У Ирины перехватило дыхание.
– Попил, милок? Тогда - слушай. - Поставила графин на место. - Слушай меня внимательно, Серегин. Двое нас осталось. Ты да я. Про мужа моего ты, понятно, уже вспомнил. - Серегин молчал, прерывисто дыша. - Дмитрий Степанович, дружок твой говорливый, который в санатории лечился, - помер. Сказочку мою послушал и… преставился. От переживаний. Чудны дела твои, Господи! - Серегин, не моргая, смотрел на нее. Заметив, что его пальцы сжались в кулаки, Ирина усмехнулась. - Двое других - матрос красномордый - Мальцев, знаешь наверное - с якорем на руке, - мимоходом пояснила она, - и еще один - рыжеватый, на моль похожий, - поморщилась, - Тушкевич… Ну да! Конечно, знаешь! Ты же мне сам про них говорил. Так оба в ресторане, куда я их пригласила, рыбки поели и - туда же, к Степанычу отправились. Видно, рыба в тот день несвежая была, - посочувствовала Ирина окаменевшему Серегину. - Из них ты один остался. И вот я… - она задумчиво посмотрела на револьвер…
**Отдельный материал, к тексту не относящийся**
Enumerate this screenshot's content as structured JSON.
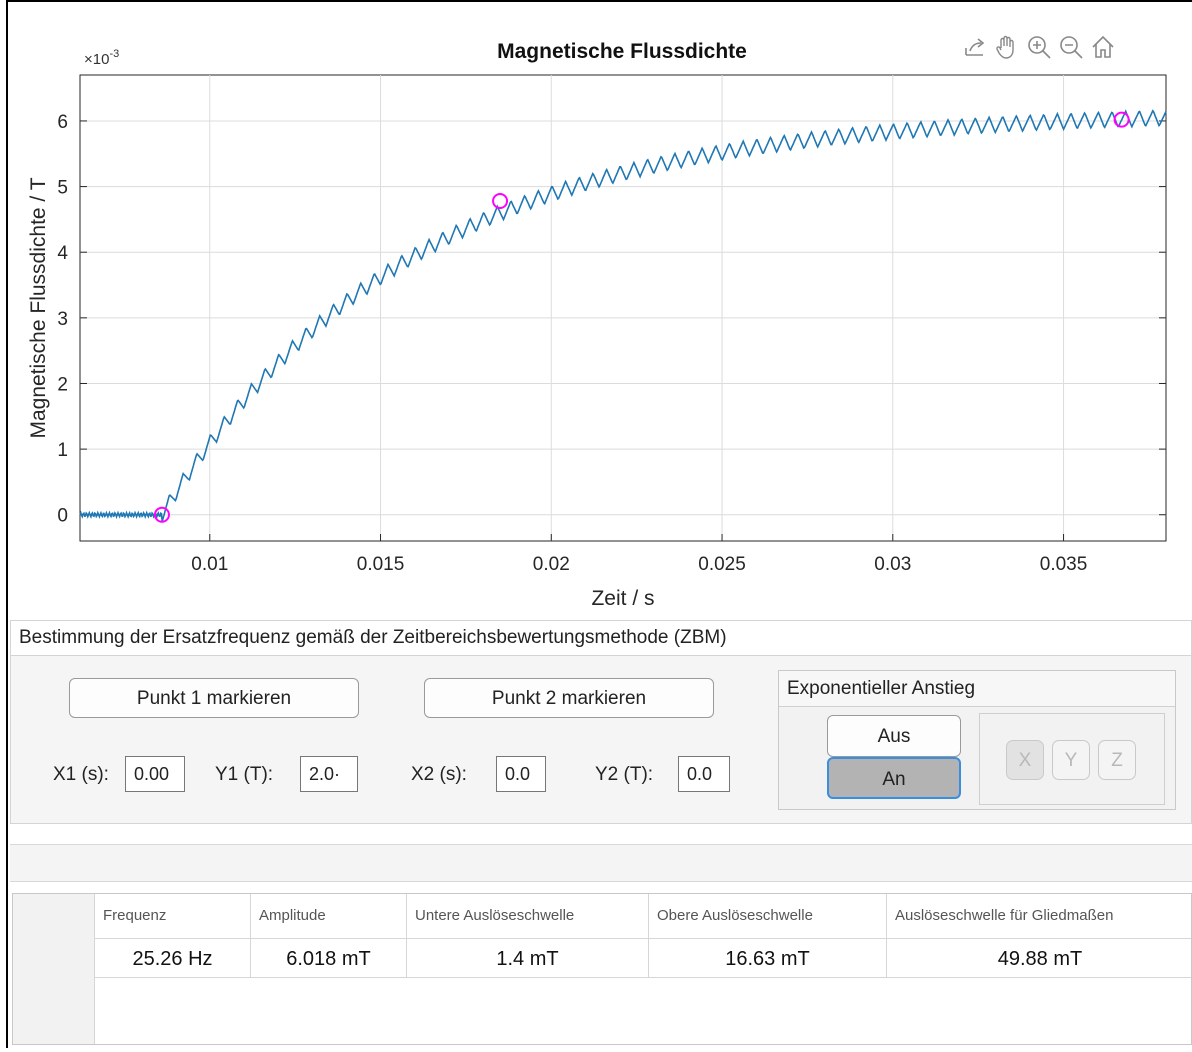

– Ах ты, сучка! - прогнусавил Серегин и яростно задергал руками, пытаясь освободиться. - Так ты та самая бабенка? Ой, дурак я! Ой, дура-ак! Как же я тебя не распознал? Чуял ведь нутром, глаза знакомые! Ах ты, контра! Как же ты, змеюка, выжила? Говорил я тогда Степанычу, коли оприходовали дамочку - кончать надо… - прошипел он. - А он, добрая душа, о других товарищах подзаботился. Вот и назаботился. Тебя ж, сука, прямо в тюряге порешить были должны после всего! - его взгляд был полон злобного сожаления, короткие пальцы сжимались и разжимались, бессильные удушить… - Да только знай, стерва, товарищи мою погибель не простят. Ой, не простят! И тебя саму, и графа твово буржуйского живьем порвут! Они ж ведь знают, - его лицо скривилось в хитрой ухмылке, - что я с тобой, сучка, ради дела на связь пошел. Ради дела! Пусти! Пусти меня! - он задергался всем телом. - Не имеешь права!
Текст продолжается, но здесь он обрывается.